O processo de impeachment de um presidente da República por crime de responsabilidade está previsto no artigo 85 da lei máxima do país exatamente para evitar que análises meramente político-partidárias coloquem em xeque a continuidade de um governo eleito democraticamente. Ao contrário do que ocorre no parlamentarismo, a perda de apoio popular e político não são motivos para derrubar Dilma.

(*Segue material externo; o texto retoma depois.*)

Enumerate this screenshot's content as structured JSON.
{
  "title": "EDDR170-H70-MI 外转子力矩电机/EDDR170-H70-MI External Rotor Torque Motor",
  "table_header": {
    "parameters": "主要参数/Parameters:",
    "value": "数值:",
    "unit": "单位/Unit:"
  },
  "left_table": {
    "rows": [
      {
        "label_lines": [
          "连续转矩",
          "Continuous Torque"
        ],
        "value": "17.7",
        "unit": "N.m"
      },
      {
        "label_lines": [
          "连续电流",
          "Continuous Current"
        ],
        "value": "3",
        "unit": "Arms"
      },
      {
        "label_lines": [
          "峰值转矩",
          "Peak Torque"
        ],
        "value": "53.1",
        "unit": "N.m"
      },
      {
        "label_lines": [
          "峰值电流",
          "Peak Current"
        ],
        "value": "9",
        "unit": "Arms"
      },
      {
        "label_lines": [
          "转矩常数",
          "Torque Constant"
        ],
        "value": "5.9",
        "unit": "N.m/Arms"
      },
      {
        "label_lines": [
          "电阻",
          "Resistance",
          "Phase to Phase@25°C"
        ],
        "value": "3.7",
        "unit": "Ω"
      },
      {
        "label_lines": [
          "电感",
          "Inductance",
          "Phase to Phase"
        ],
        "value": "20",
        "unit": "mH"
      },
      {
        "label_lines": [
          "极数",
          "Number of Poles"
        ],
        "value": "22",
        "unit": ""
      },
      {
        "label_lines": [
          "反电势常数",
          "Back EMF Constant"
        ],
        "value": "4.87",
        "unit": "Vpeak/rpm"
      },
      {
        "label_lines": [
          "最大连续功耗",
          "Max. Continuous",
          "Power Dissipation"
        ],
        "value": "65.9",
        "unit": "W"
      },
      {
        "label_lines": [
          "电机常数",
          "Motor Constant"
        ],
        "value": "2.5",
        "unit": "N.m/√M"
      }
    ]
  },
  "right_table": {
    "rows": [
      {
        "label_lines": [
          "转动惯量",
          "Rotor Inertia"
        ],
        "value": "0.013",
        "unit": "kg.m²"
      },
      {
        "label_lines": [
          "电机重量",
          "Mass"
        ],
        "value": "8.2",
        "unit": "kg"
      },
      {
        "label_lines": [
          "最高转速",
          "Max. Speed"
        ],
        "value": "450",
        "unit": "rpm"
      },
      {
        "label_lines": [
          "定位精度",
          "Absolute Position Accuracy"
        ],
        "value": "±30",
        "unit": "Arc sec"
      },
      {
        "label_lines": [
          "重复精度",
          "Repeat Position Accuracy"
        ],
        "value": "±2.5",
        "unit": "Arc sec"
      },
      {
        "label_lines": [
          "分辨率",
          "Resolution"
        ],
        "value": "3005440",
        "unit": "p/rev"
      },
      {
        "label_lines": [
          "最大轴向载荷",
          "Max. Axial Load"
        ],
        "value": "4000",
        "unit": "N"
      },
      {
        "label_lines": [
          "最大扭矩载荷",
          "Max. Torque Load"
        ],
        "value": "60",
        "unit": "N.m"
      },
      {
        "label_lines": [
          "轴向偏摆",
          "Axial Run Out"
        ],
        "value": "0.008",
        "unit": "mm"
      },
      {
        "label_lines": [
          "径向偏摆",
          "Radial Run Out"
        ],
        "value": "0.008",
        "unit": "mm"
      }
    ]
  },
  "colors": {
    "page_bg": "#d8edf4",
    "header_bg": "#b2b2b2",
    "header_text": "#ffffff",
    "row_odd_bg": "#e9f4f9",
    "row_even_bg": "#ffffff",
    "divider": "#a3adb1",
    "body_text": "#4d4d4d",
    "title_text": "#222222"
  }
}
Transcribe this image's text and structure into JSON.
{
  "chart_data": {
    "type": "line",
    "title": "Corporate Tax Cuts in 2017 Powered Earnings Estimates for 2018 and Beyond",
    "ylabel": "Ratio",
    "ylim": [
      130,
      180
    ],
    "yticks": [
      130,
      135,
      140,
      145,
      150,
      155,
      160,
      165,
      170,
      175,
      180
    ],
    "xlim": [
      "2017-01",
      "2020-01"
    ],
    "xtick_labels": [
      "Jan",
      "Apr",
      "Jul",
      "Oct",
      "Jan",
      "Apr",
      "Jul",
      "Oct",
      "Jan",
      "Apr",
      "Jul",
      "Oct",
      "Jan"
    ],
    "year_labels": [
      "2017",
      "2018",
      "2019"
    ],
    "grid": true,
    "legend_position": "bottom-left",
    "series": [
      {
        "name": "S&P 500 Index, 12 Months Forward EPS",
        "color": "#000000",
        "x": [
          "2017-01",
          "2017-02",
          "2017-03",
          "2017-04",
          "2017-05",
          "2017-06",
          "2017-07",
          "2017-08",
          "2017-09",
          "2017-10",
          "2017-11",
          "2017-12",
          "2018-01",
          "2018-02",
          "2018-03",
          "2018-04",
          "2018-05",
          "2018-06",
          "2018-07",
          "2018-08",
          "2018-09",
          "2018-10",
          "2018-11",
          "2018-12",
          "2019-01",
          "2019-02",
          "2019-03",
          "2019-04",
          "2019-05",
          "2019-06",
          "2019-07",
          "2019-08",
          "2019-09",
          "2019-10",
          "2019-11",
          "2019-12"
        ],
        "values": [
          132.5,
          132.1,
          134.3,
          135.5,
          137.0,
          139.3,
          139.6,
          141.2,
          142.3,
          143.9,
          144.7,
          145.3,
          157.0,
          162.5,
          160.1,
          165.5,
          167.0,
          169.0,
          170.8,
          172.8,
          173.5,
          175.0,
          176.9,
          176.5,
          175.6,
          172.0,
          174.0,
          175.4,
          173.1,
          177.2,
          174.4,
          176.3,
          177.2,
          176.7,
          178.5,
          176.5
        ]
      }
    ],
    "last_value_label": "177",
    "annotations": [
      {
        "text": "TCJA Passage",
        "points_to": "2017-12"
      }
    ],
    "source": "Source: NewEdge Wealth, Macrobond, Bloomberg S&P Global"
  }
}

É preciso a convicção do Congresso de que a presidente praticou crime de responsabilidade.

Exatamente por estar detalhadamente previsto na Constituição, a legitimidade do pedido de afastamento de Dilma Rousseff, acuada diante das evidências de que burlou a Lei de Responsabilidade Fiscal para maquiar as contas públicas e sonegar da população a situação de penúria do Estado brasileiro, independe do histórico do parlamentar que, por força da legislação, dá seguimento ao afastamento da chefe do Planalto. Ou seja, esse não é apenas um duelo entre uma presidente fraca e um presidente da Câmara sobre o qual pesam acusações graves. Está em jogo se o Congresso vai atestar que a presidente reeleita com mais de 54 milhões de votos cometeu ou não crime de responsabilidade e se, por isso, deve ou não perder o mandato.

Mesmo que Cunha possa ter deflagrado o impeachment para retaliar o PT, que lhe negou os três votos do partido no Conselho de Ética, sua participação na questão basicamente se esgotou naquele momento. O processo de impeachment passa agora a ser analisado juridicamente pela Câmara dos Deputados, que vai se debruçar sobre as acusações de que Dilma Rousseff violou a lei ao editar decretos para liberar recursos sem aval do Congresso Nacional.

Isso já foi motivo para a rejeição das contas do próprio governo no Tribunal de Contas da União (TCU), mas no universo político do Congresso Nacional, ganhará nova roupagem com a discussão se a liberação indiscriminada de recursos – mais precisamente 18,44 bilhões de reais – configura ou não crime de responsabilidade. Pela Lei 1079, de 1950, o caso é, sim, de crime de responsabilidade, já que a legislação diz que é ilegal “infringir, patentemente, e de qualquer modo, dispositivo da lei orçamentária” e “ordenar ou autorizar a abertura de crédito em desacordo com os limites estabelecidos pelo Senado Federal, sem fundamento na lei orçamentária ou na de crédito adicional ou com inobservância de prescrição legal”.

Depois de aceita a denúncia contra a presidente, como aconteceu nesta quarta-feira, pouco importa o bate-boca entre Dilma Rousseff e Eduardo Cunha ou a eterna presença do peemedebista no noticiário político-policial. Os indícios de crime de responsabilidade são o fator primordial a ser discutido pela comissão especial de 65 deputados, a ser instalada para dar parecer sobre a deposição da presidente, e pelos deputados em plenário. Caso o processo tenha seguimento, Dilma será julgada pelo plenário do Senado, em sessões comandadas pelo presidente do Supremo Tribunal Federal.

O único precedente da história democrática brasileira sobre a deposição de um mandatário eleito tem pouco mais de vinte anos. No breve governo Fernando Collor de Mello, em 1992, a Câmara dos Deputados aprovou o impeachment do presidente por crime de responsabilidade e o Senado o condenou a ficar afastado de funções públicas por oito anos mesmo depois de ele ter renunciado para tentar paralisar o processo. No caso Collor, o pedido de impeachment foi aprovado na Câmara 28 dias depois de apresentado formalmente ao Congresso. No Senado, uma votação relâmpago de duas horas sepultou o governo e baniu o presidente.